Corona geht um, Hamsterkäufe machen die Medizinartikel knapp und Lebensmittelregale leer. Die ganze Welt hält den Atem an. Gesellschaftlicher Shutdown bis zur Ausgangssperre. Die Reaktion der Menschen auf den Ausbruch einer Seuche beschrieb schon Daniel Defoe über die Pest in London 1665: irrationales Verhalten bis zur Hysterie bei einigen und völlige Ignoranz bei anderen, Suche nach dem Sündenbock, wilde Verschwörungstheorien und Wunderheiler, die gefährliche Medikationen anpreisen. Damals sollte man Quecksilber trinken, heute Desinfektionsmittel spritzen.

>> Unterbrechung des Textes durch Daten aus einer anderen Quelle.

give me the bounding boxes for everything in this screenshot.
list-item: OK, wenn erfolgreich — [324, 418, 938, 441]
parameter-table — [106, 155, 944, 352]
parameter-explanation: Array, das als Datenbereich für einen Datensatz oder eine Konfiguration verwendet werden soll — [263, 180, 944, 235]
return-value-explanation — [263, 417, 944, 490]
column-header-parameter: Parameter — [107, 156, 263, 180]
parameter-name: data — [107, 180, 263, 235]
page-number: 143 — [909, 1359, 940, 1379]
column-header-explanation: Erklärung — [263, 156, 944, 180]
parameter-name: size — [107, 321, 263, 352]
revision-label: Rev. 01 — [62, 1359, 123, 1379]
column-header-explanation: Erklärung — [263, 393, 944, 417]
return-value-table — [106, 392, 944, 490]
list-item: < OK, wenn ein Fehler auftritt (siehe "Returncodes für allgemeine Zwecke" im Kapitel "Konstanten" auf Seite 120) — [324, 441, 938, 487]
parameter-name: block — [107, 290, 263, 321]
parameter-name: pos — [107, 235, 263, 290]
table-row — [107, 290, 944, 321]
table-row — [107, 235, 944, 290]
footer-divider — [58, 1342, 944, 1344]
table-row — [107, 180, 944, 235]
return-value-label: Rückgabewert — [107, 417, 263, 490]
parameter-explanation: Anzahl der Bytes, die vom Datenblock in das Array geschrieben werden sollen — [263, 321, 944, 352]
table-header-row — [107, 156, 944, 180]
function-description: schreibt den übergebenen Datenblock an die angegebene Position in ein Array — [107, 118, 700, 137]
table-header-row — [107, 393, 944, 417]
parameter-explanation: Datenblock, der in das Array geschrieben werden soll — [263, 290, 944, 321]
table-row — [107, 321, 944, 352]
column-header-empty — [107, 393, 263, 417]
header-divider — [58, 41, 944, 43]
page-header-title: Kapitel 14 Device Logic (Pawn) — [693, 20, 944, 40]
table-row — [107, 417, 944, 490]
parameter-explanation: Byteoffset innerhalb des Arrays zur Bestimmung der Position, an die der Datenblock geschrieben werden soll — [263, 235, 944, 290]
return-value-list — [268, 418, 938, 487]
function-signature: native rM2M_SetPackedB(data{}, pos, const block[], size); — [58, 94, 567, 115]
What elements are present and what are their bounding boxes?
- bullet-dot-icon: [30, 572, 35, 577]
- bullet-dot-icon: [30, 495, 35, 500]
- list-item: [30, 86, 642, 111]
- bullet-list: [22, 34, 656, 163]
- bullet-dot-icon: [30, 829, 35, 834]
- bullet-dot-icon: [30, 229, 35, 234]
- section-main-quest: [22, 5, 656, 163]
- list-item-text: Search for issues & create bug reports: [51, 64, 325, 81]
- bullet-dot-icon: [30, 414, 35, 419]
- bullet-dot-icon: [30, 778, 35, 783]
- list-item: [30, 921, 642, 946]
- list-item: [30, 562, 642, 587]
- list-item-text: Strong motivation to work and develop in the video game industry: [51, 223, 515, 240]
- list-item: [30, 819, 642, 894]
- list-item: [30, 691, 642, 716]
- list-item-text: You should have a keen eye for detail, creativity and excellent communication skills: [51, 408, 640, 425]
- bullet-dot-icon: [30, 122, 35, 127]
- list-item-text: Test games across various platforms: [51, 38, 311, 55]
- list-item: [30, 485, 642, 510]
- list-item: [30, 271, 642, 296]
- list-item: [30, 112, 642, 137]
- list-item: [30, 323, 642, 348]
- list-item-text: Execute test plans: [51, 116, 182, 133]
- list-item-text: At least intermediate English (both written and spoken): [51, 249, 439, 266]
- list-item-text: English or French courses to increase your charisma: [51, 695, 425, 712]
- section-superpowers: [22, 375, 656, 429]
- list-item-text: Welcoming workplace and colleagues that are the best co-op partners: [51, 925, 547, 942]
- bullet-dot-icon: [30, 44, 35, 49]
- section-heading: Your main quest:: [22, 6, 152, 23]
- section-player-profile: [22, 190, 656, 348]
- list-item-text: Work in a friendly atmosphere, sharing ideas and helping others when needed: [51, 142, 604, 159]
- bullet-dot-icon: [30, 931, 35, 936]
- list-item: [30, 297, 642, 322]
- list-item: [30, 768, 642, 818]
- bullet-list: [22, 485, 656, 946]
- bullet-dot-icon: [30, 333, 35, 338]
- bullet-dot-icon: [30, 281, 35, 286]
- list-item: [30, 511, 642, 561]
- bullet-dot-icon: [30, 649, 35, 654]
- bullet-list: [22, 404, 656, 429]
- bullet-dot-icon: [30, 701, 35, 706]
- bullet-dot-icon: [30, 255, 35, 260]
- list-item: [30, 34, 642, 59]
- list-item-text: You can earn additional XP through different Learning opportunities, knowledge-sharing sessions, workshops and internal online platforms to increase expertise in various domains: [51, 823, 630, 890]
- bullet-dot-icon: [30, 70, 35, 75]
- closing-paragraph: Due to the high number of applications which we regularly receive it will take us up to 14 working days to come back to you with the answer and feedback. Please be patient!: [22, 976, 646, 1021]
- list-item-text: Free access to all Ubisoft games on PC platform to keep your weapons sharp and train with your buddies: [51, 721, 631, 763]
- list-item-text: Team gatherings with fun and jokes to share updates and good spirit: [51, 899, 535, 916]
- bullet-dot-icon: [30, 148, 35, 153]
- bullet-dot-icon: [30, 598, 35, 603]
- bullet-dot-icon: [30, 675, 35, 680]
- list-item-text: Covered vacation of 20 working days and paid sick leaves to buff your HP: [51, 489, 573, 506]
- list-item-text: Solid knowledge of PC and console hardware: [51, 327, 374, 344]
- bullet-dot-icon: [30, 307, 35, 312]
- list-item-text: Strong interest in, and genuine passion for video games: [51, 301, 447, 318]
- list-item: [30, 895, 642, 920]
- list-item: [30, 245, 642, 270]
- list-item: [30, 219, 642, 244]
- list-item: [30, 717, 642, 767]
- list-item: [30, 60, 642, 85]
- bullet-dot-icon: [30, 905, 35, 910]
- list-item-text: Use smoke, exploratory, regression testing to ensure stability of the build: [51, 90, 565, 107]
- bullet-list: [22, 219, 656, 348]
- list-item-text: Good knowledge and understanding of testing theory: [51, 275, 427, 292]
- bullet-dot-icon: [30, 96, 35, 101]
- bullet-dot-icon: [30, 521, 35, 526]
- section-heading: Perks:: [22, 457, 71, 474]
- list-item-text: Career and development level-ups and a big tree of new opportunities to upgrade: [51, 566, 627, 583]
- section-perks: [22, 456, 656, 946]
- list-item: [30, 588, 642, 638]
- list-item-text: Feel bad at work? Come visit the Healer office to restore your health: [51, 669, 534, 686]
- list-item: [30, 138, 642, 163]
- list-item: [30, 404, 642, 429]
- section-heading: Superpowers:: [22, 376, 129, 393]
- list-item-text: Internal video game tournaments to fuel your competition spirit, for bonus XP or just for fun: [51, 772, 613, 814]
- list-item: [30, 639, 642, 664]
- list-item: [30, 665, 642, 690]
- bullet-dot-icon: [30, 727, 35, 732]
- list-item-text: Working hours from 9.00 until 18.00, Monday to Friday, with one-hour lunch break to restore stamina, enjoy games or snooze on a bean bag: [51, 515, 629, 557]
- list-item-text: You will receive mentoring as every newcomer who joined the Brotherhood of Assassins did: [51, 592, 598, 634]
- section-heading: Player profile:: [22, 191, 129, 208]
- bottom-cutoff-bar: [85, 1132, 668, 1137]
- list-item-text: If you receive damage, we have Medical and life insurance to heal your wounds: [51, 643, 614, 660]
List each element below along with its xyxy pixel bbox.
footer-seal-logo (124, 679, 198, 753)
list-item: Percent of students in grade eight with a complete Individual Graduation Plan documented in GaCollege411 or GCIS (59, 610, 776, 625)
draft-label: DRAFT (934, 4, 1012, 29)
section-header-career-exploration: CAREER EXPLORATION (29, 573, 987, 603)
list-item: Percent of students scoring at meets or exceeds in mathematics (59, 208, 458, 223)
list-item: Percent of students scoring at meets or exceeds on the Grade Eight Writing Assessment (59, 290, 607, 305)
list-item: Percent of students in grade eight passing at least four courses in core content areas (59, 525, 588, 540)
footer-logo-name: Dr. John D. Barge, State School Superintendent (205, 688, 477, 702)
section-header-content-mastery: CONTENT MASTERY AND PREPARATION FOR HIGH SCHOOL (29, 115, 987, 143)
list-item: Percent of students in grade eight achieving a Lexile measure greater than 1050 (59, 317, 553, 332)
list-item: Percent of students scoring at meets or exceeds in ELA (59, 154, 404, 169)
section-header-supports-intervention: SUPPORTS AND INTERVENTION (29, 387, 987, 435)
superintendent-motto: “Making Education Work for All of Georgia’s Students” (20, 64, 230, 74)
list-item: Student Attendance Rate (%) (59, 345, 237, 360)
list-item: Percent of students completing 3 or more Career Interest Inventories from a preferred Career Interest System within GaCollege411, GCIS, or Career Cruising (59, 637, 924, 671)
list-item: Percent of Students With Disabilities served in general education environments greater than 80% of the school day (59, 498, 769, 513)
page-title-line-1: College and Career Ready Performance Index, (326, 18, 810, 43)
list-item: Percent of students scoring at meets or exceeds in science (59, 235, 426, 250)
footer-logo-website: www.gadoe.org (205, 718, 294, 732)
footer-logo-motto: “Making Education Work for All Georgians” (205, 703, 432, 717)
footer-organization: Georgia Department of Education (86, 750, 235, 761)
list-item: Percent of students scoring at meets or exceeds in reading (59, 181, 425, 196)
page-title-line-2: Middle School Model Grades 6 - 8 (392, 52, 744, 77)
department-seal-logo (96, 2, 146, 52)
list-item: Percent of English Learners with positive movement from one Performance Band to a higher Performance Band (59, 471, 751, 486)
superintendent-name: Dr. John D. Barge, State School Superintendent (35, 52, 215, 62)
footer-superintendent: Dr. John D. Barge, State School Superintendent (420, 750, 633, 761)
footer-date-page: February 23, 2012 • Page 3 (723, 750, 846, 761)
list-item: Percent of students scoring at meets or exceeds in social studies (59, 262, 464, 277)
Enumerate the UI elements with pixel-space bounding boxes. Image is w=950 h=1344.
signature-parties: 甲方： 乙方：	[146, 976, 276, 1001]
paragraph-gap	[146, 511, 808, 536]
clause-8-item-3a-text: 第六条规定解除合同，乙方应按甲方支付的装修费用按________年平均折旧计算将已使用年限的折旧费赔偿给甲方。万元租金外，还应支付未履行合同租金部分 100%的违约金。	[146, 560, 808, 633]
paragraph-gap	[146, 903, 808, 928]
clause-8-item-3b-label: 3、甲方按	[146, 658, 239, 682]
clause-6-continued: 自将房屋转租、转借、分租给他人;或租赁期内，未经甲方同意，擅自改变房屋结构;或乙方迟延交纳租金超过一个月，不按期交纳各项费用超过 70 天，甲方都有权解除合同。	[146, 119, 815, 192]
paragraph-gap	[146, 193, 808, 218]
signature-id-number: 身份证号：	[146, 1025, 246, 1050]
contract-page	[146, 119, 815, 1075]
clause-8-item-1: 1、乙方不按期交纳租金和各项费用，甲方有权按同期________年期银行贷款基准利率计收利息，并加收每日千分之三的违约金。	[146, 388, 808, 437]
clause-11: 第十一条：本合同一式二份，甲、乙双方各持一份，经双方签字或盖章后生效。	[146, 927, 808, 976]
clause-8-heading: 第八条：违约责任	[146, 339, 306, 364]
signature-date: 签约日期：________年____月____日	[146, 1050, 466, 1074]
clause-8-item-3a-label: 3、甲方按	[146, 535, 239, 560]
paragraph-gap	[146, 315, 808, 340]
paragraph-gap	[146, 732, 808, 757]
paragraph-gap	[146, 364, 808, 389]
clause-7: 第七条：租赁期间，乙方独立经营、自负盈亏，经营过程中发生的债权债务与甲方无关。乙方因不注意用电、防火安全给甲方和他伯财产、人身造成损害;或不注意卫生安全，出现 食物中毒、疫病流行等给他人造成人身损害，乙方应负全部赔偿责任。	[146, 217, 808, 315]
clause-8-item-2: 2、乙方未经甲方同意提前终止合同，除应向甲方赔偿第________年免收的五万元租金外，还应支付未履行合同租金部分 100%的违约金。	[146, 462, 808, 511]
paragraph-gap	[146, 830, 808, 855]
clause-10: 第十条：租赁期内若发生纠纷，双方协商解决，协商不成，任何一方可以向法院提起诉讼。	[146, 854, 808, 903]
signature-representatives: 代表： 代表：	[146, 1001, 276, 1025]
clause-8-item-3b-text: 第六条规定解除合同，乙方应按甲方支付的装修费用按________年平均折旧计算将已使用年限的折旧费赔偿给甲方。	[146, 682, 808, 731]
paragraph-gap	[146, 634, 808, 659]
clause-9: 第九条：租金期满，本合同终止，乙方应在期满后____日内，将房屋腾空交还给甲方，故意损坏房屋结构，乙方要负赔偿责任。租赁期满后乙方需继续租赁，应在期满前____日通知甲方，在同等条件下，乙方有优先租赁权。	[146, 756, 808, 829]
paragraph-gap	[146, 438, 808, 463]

Seuchen haben schon immer die Entwicklung und die Geschichte der Menschen entscheidend beeinflusst. Die Antoninische Pest läutete den Untergang des Römischen Reiches ein, die Justiniansche Pest beendete die Vorherrschaft des Christentums im Orient. Seuchen ließen ganze Dynastien wie die Tudor in England aussterben, Kriege mussten abgebrochen werden, weil die Seuche im Heer grassierte. Dieser Vortrag schildert, wie die Seuchen der Vergangenheit entstanden und vergingen und wie sie das Leben der Menschen verändert haben.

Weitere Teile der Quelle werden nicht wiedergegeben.